Pityriasis rosea is a mild skin rash with a pink, scaly and inflamed appearance. The condition is quite common, and it is not serious. It is most common in young adults.
The rash usually lasts between 1-3 months and leaves no permanent marks. However, people with dark skin may notice lasting brown spots after the rash has healed.
Once it’s gone, it doesn’t usually come back.
What causes pityriasis rosea?
The cause of pityriasis rosea isn’t known but it’s thought to be caused by a virus or bacteria. It is probably not contagious.
Pityriasis rosea symptoms
The first sign is usually a circular or oval patch on your chest, stomach or back. The patch is usually pink or tan.

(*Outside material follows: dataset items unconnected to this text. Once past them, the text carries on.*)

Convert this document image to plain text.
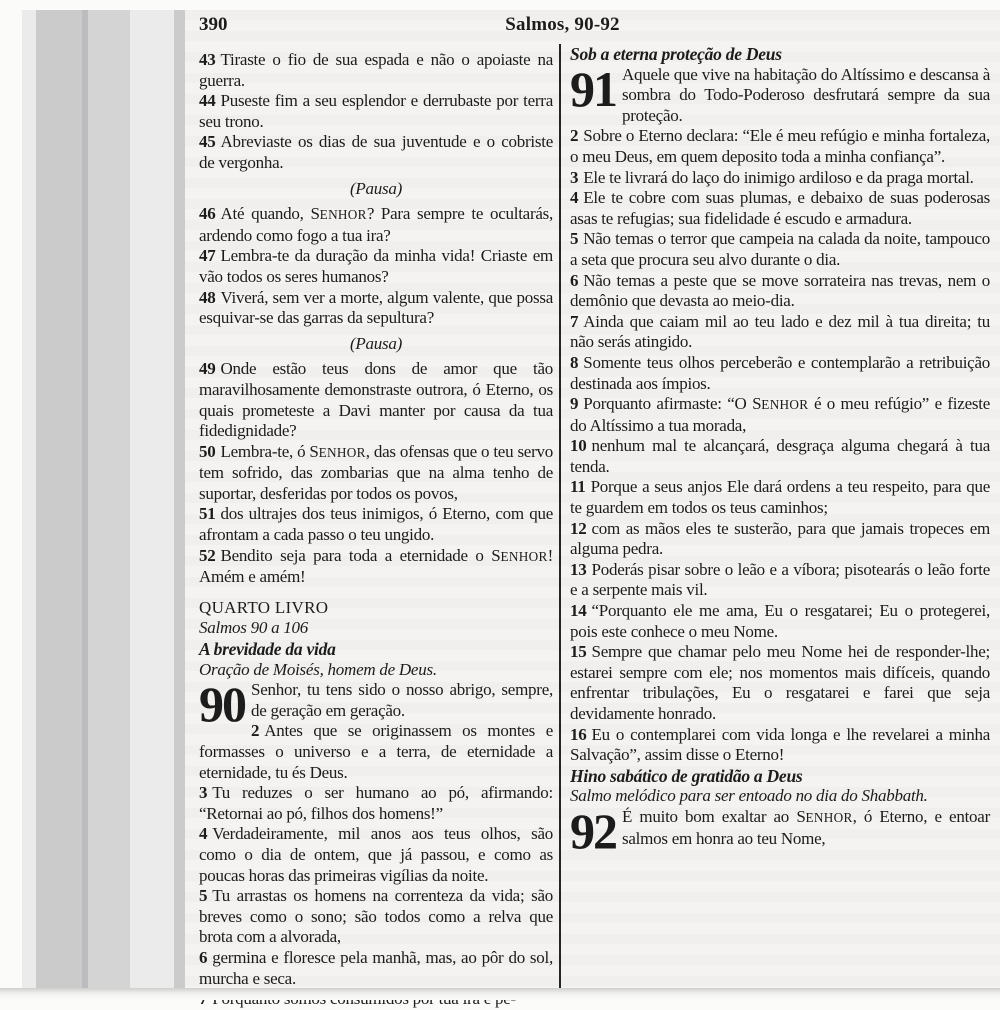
390	Salmos, 90-92

43 Tiraste o fio de sua espada e não o apoiaste na guerra.

44 Puseste fim a seu esplendor e derrubaste por terra seu trono.

45 Abreviaste os dias de sua juventude e o cobriste de vergonha.

(Pausa)

46 Até quando, SENHOR? Para sempre te ocultarás, ardendo como fogo a tua ira?

47 Lembra-te da duração da minha vida! Criaste em vão todos os seres humanos?

48 Viverá, sem ver a morte, algum valente, que possa esquivar-se das garras da sepultura?

(Pausa)

49 Onde estão teus dons de amor que tão maravilhosamente demonstraste outrora, ó Eterno, os quais prometeste a Davi manter por causa da tua fidedignidade?

50 Lembra-te, ó SENHOR, das ofensas que o teu servo tem sofrido, das zombarias que na alma tenho de suportar, desferidas por todos os povos,

51 dos ultrajes dos teus inimigos, ó Eterno, com que afrontam a cada passo o teu ungido.

52 Bendito seja para toda a eternidade o SENHOR! Amém e amém!

QUARTO LIVRO

Salmos 90 a 106

A brevidade da vida

Oração de Moisés, homem de Deus.

90 Senhor, tu tens sido o nosso abrigo, sempre, de geração em geração.

2 Antes que se originassem os montes e formasses o universo e a terra, de eternidade a eternidade, tu és Deus.

3 Tu reduzes o ser humano ao pó, afirmando: “Retornai ao pó, filhos dos homens!”

4 Verdadeiramente, mil anos aos teus olhos, são como o dia de ontem, que já passou, e como as poucas horas das primeiras vigílias da noite.

5 Tu arrastas os homens na correnteza da vida; são breves como o sono; são todos como a relva que brota com a alvorada,

6 germina e floresce pela manhã, mas, ao pôr do sol, murcha e seca.

Sob a eterna proteção de Deus

91 Aquele que vive na habitação do Altíssimo e descansa à sombra do Todo-Poderoso desfrutará sempre da sua proteção.

2 Sobre o Eterno declara: “Ele é meu refúgio e minha fortaleza, o meu Deus, em quem deposito toda a minha confiança”.

3 Ele te livrará do laço do inimigo ardiloso e da praga mortal.

4 Ele te cobre com suas plumas, e debaixo de suas poderosas asas te refugias; sua fidelidade é escudo e armadura.

5 Não temas o terror que campeia na calada da noite, tampouco a seta que procura seu alvo durante o dia.

6 Não temas a peste que se move sorrateira nas trevas, nem o demônio que devasta ao meio-dia.

7 Ainda que caiam mil ao teu lado e dez mil à tua direita; tu não serás atingido.

8 Somente teus olhos perceberão e contemplarão a retribuição destinada aos ímpios.

9 Porquanto afirmaste: “O SENHOR é o meu refúgio” e fizeste do Altíssimo a tua morada,

10 nenhum mal te alcançará, desgraça alguma chegará à tua tenda.

11 Porque a seus anjos Ele dará ordens a teu respeito, para que te guardem em todos os teus caminhos;

12 com as mãos eles te susterão, para que jamais tropeces em alguma pedra.

13 Poderás pisar sobre o leão e a víbora; pisotearás o leão forte e a serpente mais vil.

14 “Porquanto ele me ama, Eu o resgatarei; Eu o protegerei, pois este conhece o meu Nome.

15 Sempre que chamar pelo meu Nome hei de responder-lhe; estarei sempre com ele; nos momentos mais difíceis, quando enfrentar tribulações, Eu o resgatarei e farei que seja devidamente honrado.

16 Eu o contemplarei com vida longa e lhe revelarei a minha Salvação”, assim disse o Eterno!

Hino sabático de gratidão a Deus

Salmo melódico para ser entoado no dia do Shabbath.

92 É muito bom exaltar ao SENHOR, ó Eterno, e entoar salmos em honra ao teu Nome,
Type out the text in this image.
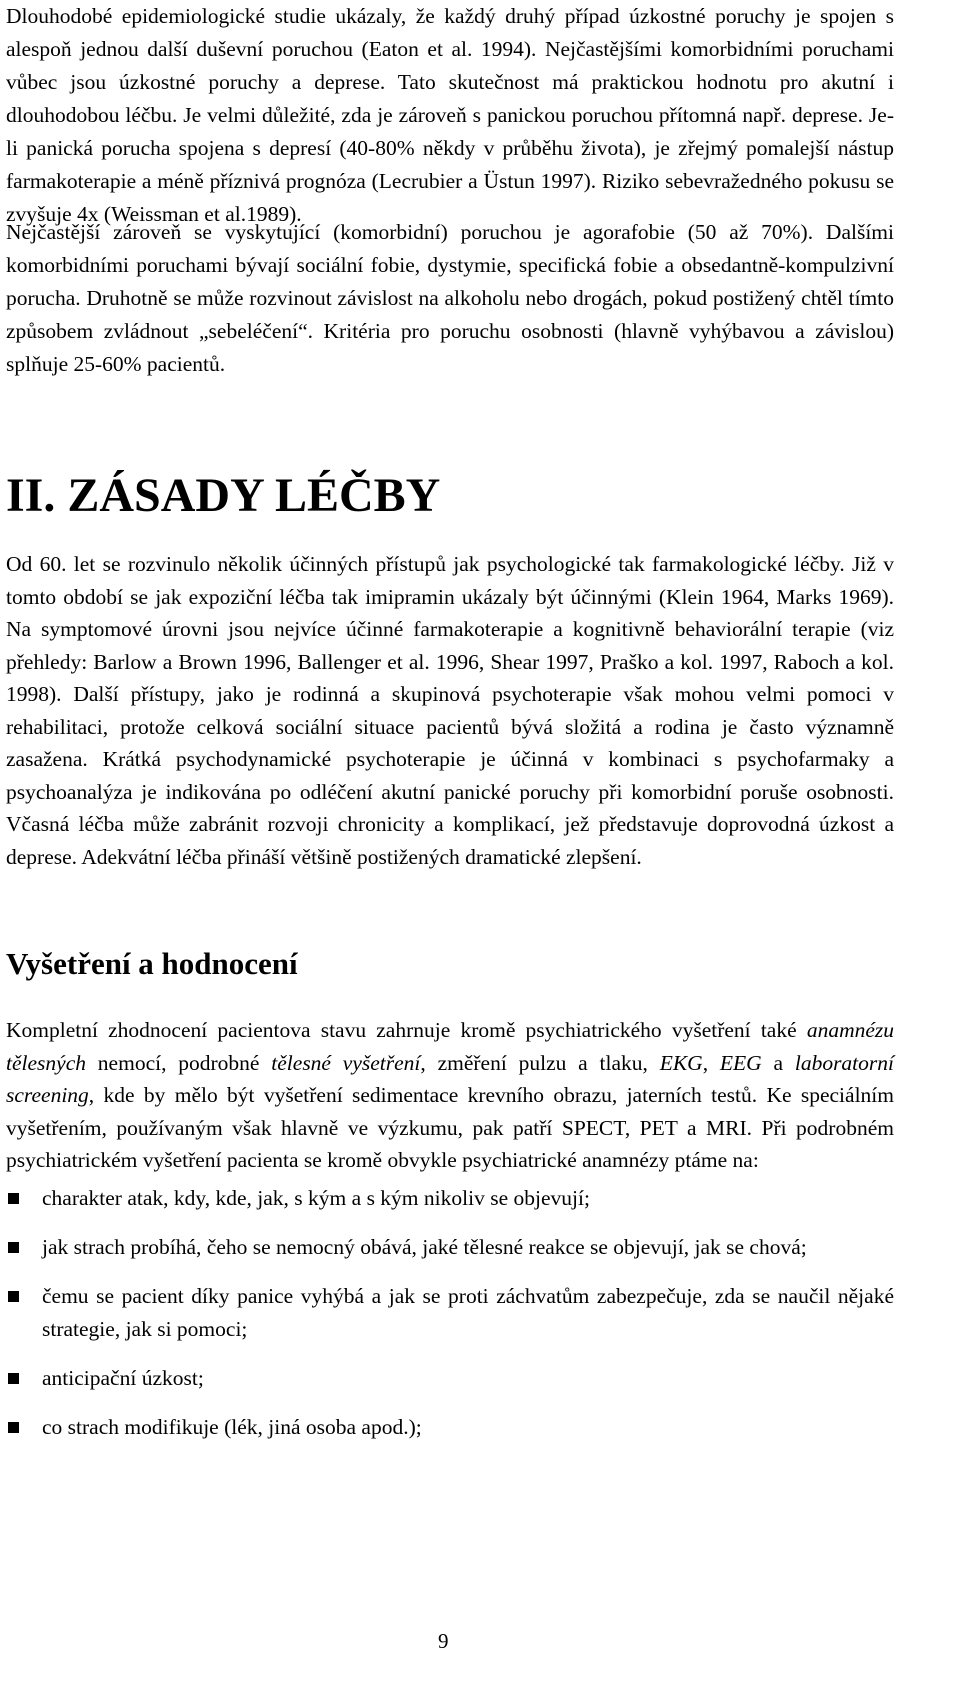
Dlouhodobé epidemiologické studie ukázaly, že každý druhý případ úzkostné poruchy je spojen s alespoň jednou další duševní poruchou (Eaton et al. 1994). Nejčastějšími komorbidními poruchami vůbec jsou úzkostné poruchy a deprese. Tato skutečnost má praktickou hodnotu pro akutní i dlouhodobou léčbu. Je velmi důležité, zda je zároveň s panickou poruchou přítomná např. deprese. Je-li panická porucha spojena s depresí (40-80% někdy v průběhu života), je zřejmý pomalejší nástup farmakoterapie a méně příznivá prognóza (Lecrubier a Üstun 1997). Riziko sebevražedného pokusu se zvyšuje 4x (Weissman et al.1989).

Nejčastější zároveň se vyskytující (komorbidní) poruchou je agorafobie (50 až 70%). Dalšími komorbidními poruchami bývají sociální fobie, dystymie, specifická fobie a obsedantně-kompulzivní porucha. Druhotně se může rozvinout závislost na alkoholu nebo drogách, pokud postižený chtěl tímto způsobem zvládnout „sebeléčení“. Kritéria pro poruchu osobnosti (hlavně vyhýbavou a závislou) splňuje 25-60% pacientů.

II. ZÁSADY LÉČBY

Od 60. let se rozvinulo několik účinných přístupů jak psychologické tak farmakologické léčby. Již v tomto období se jak expoziční léčba tak imipramin ukázaly být účinnými (Klein 1964, Marks 1969). Na symptomové úrovni jsou nejvíce účinné farmakoterapie a kognitivně behaviorální terapie (viz přehledy: Barlow a Brown 1996, Ballenger et al. 1996, Shear 1997, Praško a kol. 1997, Raboch a kol. 1998). Další přístupy, jako je rodinná a skupinová psychoterapie však mohou velmi pomoci v rehabilitaci, protože celková sociální situace pacientů bývá složitá a rodina je často významně zasažena. Krátká psychodynamické psychoterapie je účinná v kombinaci s psychofarmaky a psychoanalýza je indikována po odléčení akutní panické poruchy při komorbidní poruše osobnosti. Včasná léčba může zabránit rozvoji chronicity a komplikací, jež představuje doprovodná úzkost a deprese. Adekvátní léčba přináší většině postižených dramatické zlepšení.

Vyšetření a hodnocení

Kompletní zhodnocení pacientova stavu zahrnuje kromě psychiatrického vyšetření také anamnézu tělesných nemocí, podrobné tělesné vyšetření, změření pulzu a tlaku, EKG, EEG a laboratorní screening, kde by mělo být vyšetření sedimentace krevního obrazu, jaterních testů. Ke speciálním vyšetřením, používaným však hlavně ve výzkumu, pak patří SPECT, PET a MRI. Při podrobném psychiatrickém vyšetření pacienta se kromě obvykle psychiatrické anamnézy ptáme na:

charakter atak, kdy, kde, jak, s kým a s kým nikoliv se objevují;
jak strach probíhá, čeho se nemocný obává, jaké tělesné reakce se objevují, jak se chová;
čemu se pacient díky panice vyhýbá a jak se proti záchvatům zabezpečuje, zda se naučil nějaké strategie, jak si pomoci;
anticipační úzkost;
co strach modifikuje (lék, jiná osoba apod.);
9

Over the next couple of weeks, smaller pink or tan patches appear on areas such as your back, neck, arms or legs. The pattern of these patches can look like drooping pine-tree branches.

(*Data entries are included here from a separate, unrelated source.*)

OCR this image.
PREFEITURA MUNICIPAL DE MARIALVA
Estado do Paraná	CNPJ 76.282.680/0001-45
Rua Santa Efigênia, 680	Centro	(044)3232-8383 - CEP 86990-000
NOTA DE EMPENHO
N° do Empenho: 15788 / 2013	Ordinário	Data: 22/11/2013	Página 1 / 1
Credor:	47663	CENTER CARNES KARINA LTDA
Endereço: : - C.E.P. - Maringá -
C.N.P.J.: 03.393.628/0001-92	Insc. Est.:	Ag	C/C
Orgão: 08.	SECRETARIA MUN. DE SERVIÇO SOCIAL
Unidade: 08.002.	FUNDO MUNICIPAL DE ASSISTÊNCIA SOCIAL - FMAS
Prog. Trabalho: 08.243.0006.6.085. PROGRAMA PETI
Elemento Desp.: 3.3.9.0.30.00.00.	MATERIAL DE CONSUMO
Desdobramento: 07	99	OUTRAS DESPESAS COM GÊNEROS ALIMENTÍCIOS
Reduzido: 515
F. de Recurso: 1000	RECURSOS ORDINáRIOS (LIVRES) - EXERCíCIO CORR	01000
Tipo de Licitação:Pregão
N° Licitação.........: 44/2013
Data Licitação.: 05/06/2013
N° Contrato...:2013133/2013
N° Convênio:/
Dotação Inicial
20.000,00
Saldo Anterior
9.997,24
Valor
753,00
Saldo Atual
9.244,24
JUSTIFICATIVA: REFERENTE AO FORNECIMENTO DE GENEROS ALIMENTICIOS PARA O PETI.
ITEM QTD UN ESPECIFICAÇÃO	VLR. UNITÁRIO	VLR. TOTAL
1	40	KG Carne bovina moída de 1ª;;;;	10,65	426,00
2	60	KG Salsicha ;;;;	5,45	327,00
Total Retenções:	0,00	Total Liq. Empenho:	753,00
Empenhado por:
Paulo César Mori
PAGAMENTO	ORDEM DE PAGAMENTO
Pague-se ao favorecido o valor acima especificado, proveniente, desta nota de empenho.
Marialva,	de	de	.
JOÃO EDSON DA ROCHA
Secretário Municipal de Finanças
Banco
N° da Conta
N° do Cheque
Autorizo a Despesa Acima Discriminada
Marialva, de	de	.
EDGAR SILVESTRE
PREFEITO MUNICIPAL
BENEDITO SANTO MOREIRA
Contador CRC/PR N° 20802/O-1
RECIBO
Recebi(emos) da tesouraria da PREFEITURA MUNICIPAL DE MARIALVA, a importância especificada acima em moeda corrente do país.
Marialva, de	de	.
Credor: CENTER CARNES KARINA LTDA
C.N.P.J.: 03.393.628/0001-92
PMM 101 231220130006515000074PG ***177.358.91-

You may also notice that you:
- feel tired
- have aches and pains
- are itchy, sometimes severely.
Diagnosis and treatment of pityriasis rosea
Doctors can usually diagnose the rash of pityriasis rosea just by looking at it.
Your doctor may take a scraping for testing or do a blood test to rule out other conditions.
Most treatments for pityriasis rosea aim to soothe your skin and relieve itching. They include:
- cortisteroid cream or ointment, which may also decrease redness
- cool baths, with or without oatmeal
- cool compresses
- spreading calamine lotion on the rash.
Antibiotics may help treat your rash and relieve the itching.
Antiviral drugs may decrease the time you have the rash by 1-2 weeks. It is very unusual for the rash to come back.
Natural or artificial sunlight can help fade the rash, but in some people this can cause lasting dark patches.
If you develop pityriasis when you’re pregnant then check with your doctor, as in rare cases it can lead to complications.